9月末、奈良興福寺に詣でた帰り阿修羅像の存在感に未だ酔いながら参道の道端で柿を買った。その熟し具合が何とも言えず絶妙で滅法美味かった。

秋も深まって訪れた京都南山城の当尾(とおの)でご当地名産の豊岡柿に出会った。

岩船寺側の露店で母より年上の老婆が点ててくれた珈琲を頂きその老婆に樹齢200年の木から採れたものだ、お金は要らない、「食べてみよし。」、と勧められるままにほおばったずくし柿。

子供の頃柿と言えばこういうずくしを野原でほおばっては種をプッと吹き飛ばしていたのだと遠い秋の風景を思い出す。

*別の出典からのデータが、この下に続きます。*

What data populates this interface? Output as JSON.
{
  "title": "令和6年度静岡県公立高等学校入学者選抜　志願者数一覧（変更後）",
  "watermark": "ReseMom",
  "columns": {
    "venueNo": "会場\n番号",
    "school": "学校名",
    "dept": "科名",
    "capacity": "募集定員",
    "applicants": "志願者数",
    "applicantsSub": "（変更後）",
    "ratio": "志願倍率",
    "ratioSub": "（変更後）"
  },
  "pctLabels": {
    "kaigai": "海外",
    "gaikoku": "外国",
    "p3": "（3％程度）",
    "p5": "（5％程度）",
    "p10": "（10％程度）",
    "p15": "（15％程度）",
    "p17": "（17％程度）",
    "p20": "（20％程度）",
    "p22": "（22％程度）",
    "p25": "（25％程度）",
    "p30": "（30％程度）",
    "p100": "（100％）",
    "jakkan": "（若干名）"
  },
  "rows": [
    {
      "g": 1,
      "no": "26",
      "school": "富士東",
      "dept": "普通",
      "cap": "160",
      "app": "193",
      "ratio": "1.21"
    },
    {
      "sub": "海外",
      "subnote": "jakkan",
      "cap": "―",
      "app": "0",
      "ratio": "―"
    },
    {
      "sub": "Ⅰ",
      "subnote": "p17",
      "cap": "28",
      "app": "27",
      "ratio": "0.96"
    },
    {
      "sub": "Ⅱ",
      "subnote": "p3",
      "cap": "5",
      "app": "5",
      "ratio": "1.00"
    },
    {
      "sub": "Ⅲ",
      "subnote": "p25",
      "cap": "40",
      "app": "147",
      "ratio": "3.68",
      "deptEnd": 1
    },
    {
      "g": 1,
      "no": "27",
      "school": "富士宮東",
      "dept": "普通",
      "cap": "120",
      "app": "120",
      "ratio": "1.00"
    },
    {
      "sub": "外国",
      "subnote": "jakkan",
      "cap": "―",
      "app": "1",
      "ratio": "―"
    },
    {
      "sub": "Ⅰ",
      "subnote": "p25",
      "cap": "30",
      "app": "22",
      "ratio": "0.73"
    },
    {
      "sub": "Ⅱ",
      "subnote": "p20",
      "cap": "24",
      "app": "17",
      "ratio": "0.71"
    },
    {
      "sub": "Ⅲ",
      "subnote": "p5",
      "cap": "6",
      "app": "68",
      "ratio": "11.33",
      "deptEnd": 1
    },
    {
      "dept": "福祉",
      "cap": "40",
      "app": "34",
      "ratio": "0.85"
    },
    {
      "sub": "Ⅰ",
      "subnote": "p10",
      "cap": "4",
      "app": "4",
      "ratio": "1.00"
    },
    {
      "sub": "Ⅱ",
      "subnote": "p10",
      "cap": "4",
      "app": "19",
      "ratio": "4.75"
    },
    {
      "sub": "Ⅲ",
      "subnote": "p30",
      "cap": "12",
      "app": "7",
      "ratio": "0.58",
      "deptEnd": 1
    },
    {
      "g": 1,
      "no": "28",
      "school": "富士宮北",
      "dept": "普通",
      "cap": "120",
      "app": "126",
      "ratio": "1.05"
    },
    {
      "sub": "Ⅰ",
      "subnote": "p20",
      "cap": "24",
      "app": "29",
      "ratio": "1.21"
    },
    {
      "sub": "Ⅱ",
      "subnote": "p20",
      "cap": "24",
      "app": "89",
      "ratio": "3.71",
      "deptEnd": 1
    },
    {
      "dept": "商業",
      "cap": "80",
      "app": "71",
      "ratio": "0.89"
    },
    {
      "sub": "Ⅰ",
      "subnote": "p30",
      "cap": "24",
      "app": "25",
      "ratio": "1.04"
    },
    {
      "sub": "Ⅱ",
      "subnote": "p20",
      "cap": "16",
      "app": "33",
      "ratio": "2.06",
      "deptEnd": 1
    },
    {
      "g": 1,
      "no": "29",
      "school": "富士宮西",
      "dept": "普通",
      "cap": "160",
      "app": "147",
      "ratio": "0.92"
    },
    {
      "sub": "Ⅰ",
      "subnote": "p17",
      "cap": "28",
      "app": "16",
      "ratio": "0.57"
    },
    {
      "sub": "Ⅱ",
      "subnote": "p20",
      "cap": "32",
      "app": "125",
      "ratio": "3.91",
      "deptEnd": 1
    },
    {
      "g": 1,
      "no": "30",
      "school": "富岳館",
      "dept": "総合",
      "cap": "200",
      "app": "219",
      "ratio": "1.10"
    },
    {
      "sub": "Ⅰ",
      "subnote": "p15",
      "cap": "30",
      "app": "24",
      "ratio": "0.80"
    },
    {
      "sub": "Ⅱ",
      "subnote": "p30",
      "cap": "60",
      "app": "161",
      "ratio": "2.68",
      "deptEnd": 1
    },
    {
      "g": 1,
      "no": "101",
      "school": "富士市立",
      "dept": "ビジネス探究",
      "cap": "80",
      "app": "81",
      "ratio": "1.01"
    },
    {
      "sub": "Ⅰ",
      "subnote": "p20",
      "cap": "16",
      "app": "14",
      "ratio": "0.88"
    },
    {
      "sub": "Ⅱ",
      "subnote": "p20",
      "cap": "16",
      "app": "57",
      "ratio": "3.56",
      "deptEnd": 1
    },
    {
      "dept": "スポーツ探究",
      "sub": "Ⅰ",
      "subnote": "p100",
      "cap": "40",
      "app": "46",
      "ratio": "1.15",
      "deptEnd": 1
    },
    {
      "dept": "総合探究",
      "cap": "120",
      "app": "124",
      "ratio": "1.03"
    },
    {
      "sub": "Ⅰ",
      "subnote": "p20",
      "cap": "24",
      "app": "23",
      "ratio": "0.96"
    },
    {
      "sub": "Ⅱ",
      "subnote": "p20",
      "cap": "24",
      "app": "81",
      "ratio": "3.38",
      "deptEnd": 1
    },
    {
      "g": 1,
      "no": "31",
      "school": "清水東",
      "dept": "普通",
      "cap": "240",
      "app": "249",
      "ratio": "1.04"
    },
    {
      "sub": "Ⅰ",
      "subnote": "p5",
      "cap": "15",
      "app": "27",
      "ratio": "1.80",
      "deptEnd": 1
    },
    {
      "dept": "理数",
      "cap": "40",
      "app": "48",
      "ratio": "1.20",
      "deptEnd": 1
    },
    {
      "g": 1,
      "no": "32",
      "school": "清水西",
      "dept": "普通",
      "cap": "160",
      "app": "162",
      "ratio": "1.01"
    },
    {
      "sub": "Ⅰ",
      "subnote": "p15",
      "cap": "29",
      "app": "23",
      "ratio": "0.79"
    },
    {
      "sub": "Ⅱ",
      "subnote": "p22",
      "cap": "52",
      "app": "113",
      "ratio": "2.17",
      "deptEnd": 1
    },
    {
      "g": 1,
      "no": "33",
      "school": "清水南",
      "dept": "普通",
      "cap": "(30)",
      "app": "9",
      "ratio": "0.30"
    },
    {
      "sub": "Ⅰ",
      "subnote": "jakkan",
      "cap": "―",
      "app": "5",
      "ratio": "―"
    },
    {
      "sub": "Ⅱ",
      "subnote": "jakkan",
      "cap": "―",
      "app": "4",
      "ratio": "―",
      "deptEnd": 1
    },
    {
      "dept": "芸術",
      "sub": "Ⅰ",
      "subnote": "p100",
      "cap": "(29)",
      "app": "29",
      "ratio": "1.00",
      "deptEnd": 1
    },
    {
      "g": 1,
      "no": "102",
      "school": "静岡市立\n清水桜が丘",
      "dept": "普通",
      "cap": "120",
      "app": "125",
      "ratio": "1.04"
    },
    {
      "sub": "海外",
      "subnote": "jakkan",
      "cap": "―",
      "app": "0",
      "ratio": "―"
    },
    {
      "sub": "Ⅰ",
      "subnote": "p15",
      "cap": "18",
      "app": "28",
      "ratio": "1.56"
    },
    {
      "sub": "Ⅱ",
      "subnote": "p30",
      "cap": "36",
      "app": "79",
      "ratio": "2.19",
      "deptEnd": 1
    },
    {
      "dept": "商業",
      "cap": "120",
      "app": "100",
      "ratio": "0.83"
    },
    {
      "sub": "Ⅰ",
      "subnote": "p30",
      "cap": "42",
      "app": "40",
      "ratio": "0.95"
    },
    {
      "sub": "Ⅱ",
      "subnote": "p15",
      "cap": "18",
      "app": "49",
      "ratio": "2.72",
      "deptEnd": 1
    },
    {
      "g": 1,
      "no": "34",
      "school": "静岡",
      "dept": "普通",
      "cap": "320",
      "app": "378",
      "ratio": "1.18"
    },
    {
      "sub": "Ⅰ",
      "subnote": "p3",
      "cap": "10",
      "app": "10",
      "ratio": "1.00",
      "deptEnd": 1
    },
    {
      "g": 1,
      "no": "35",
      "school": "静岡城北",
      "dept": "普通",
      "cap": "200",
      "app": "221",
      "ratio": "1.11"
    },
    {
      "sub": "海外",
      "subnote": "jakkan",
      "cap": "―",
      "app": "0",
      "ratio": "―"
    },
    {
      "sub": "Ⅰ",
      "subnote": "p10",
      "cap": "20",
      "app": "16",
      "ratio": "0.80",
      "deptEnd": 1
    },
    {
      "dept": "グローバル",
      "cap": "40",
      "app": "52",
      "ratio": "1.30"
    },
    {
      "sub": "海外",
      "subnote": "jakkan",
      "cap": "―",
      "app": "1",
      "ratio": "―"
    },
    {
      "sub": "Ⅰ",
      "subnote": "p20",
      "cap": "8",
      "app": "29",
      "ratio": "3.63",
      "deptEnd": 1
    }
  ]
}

それとは知らずに訪れたが、この当尾(とうの)はかつて興福寺の別所であったらしい。奈良時代から南都仏教の影響を色濃く受け、数多の僧侶が穏遁の地として草庵を結び、念仏に専心した土地なのだそうだ。山道に点在する磨崖仏の数々もまたその記しだ。

古寺巡礼で柿が繋がったのは興福寺のパワーではなかったのかと有り難くまた少し不思議な気持ちになった。

今年は柿が美味いと思う。
しみじみ美味いと思う。
歳を重ねたせいかもしれない。
しかしこのように歳を重ねるのならそれは悪くはないと思う。